Moderation: Theo Geers |
    Geers: Herr Heitzer, Sie sind heute etwa 100 Tage im Amt, gut 100 Tage – 119, ich habe einmal nachgerechnet – seit dem 1. April, und die Schonfrist, wenn es denn eine gegeben haben sollte, die ist damit dann seit gut 14 Tagen abgelaufen. Nun sind Sie Präsident des Kartellamtes, und genau diese Behörde hat sich ja in den letzten Jahren – kann man fast sagen – auch verstärkt um Gas- und Strompreise gekümmert, sie ist damit auch etwas bürgernäher vielleicht geworden. Und Ihr Vorgänger hat sich auch in dieser Rolle, glaube ich, ganz gut gefallen. Machen Sie da jetzt weiter, wo der Herr Böge aufgehört hat?

    Heitzer: Also, ich habe keine besonderen Präferenzen für bestimmte Themen, die hier im Hause behandelt werden. Aber ich muss einfach sehen, was da an Themen ansteht. Und wenn Sie mich so fragen – also ganz wichtig für die Zukunft auch werden für uns weiter sein die früher staatlich determinierten Märkte, also Energie, Verkehr, Post, Telekom, aber auch Krankenhausmärkte. Insoweit kann ich da gar keine Präferenzen haben, das kommt wie es kommt, und es muss bearbeitet werden.

    Geers: Kurzfristig wird aber das Kartellamt derzeit eher mit dem Kampf gegen hohe Energiepreise, und da vor allem mit dem Kampf gegen höhere Strompreise vom Bürger in Verbindung gebracht. Nun ist es ja so, dass das Kartellamt ja auch bewusst ins Spiel gebracht wird. Es gibt eine Kartellrechtsnovelle, die im Herbst voraussichtlich in Kraft treten wird. Was dürfen Sie denn demnächst, was Sie bisher nicht konnten?

    Heitzer: Es sind im Wesentlichen vier Punkte. Das ist einmal der Punkt in dieser vorgesehenen Stromwettbewerbsnovelle. Das ist der Punkt, dass wir ein verbessertes Vergleichsmarktkonzept haben.
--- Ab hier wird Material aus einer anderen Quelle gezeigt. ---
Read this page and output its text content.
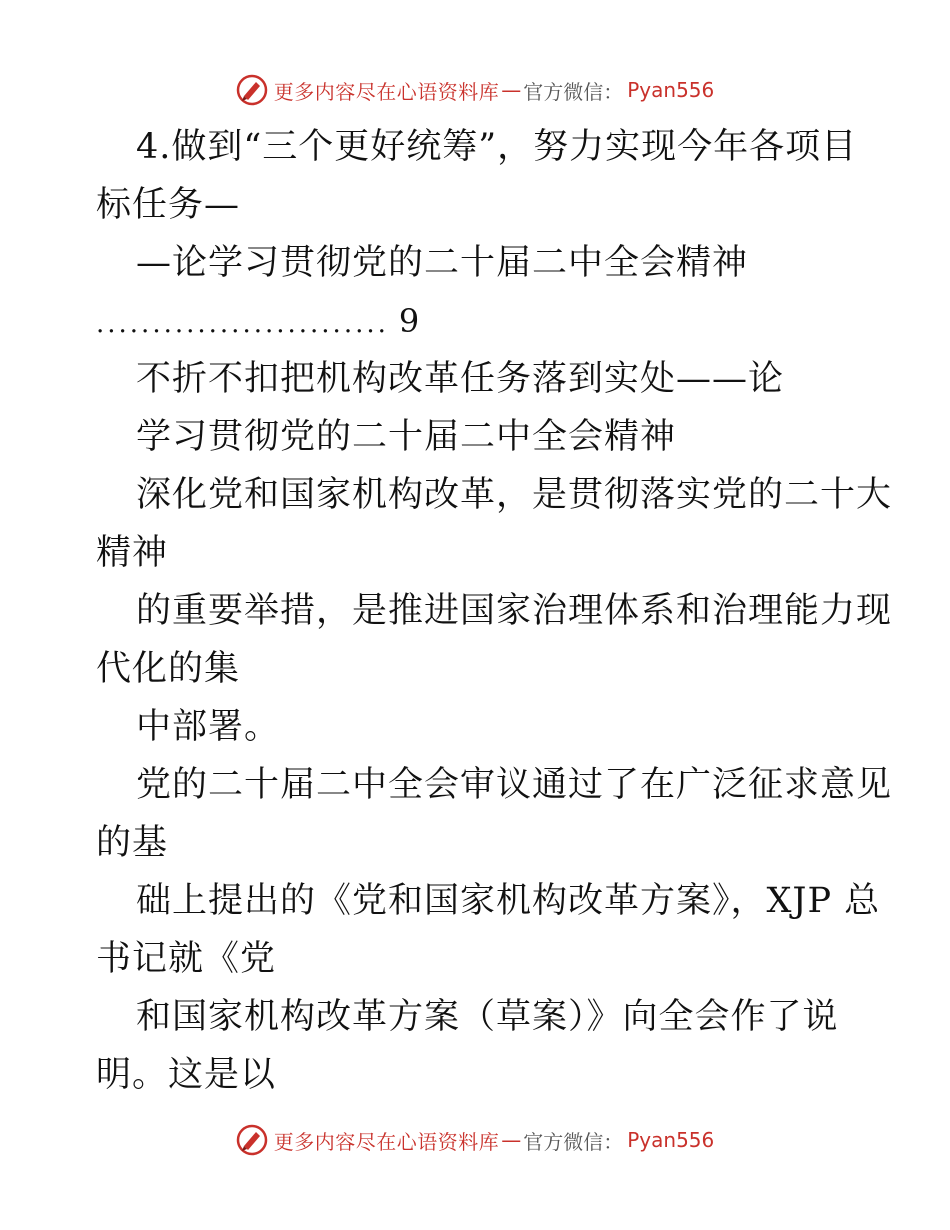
更多内容尽在心语资料库 — 官方微信： Pyan556
4.做到“三个更好统筹”，努力实现今年各项目
标任务—
—论学习贯彻党的二十届二中全会精神
.......................... 9
不折不扣把机构改革任务落到实处——论
学习贯彻党的二十届二中全会精神
深化党和国家机构改革，是贯彻落实党的二十大
精神
的重要举措，是推进国家治理体系和治理能力现
代化的集
中部署。
党的二十届二中全会审议通过了在广泛征求意见
的基
础上提出的《党和国家机构改革方案》，XJP 总
书记就《党
和国家机构改革方案（草案）》向全会作了说
明。这是以
更多内容尽在心语资料库 — 官方微信： Pyan556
Das heißt, dass wir jetzt auch – ich sage mal – Unternehmen aus dem Energiesektor mit Unternehmen aus anderen Versorgungsbereichen in einer Marktsituation, im schlimmsten Fall auch in einer Monopolsituation, vergleichen können. Das ist schon besser als das, was wir bislang da konnten. Der zweite Punkt ist auch ganz wesentlich. Das ist die sogenannte Beweislastumkehr. Das heißt: Jetzt liegt es, wenn ein Missbrauchsverdacht vorliegt, an den Unternehmen im wesentlichen, uns nachzuweisen, dass sie eben keinen Missbrauch betreiben. Das ist schon etwas ganz Wichtiges. Dann der dritte Punkt, der da auch eine ganz wesentliche Rolle spielt, das ist eine bessere kostenbasierte Kontrolle. Das heißt, es geht da letztlich um die Frage, ob der Abstand zwischen Preisen und Kosten angemessen ist. Und das Vierte, das ist ganz wesentlich –, das Vierte ist, dass wir die Möglichkeit haben werden des sofortigen Vollzugs. Das heißt, es wird dann nicht mehr möglich sein, dass man als Unternehmen gegen die Entscheidung des Kartellamtes Einspruch einlegt und dann wartet, bis die gerichtlichen Verfahren ablaufen. Es wird sofort vollzogen. Das ist ein ganz wesentlicher Punkt.

    Geers: Das hört sich auf den ersten Blick so an, als ob sich die Stromversorger jetzt auf eine härtere Gangart des Kartellamtes einstellen müssen. Ist das so?

    Heitzer: Ich weiß es nicht, das ist eine Qualifizierung, die kann man vielleicht anstellen. Aber wir wollen, dass sich mittelfristig bis längerfristig auf den entsprechenden Energiemärkten ein besserer Wettbewerb einstellt. Das ist das, was wir wollen. Das will die Bundesregierung, das wollen wir, und ich glaube, das wollen auch die Verbraucher.

    Geers: Können sich denn die Verbraucher von dieser Novelle etwas erwarten, und wenn ja, was? Wird der Strompreis dadurch sinken oder wird er nicht mehr so stark steigen?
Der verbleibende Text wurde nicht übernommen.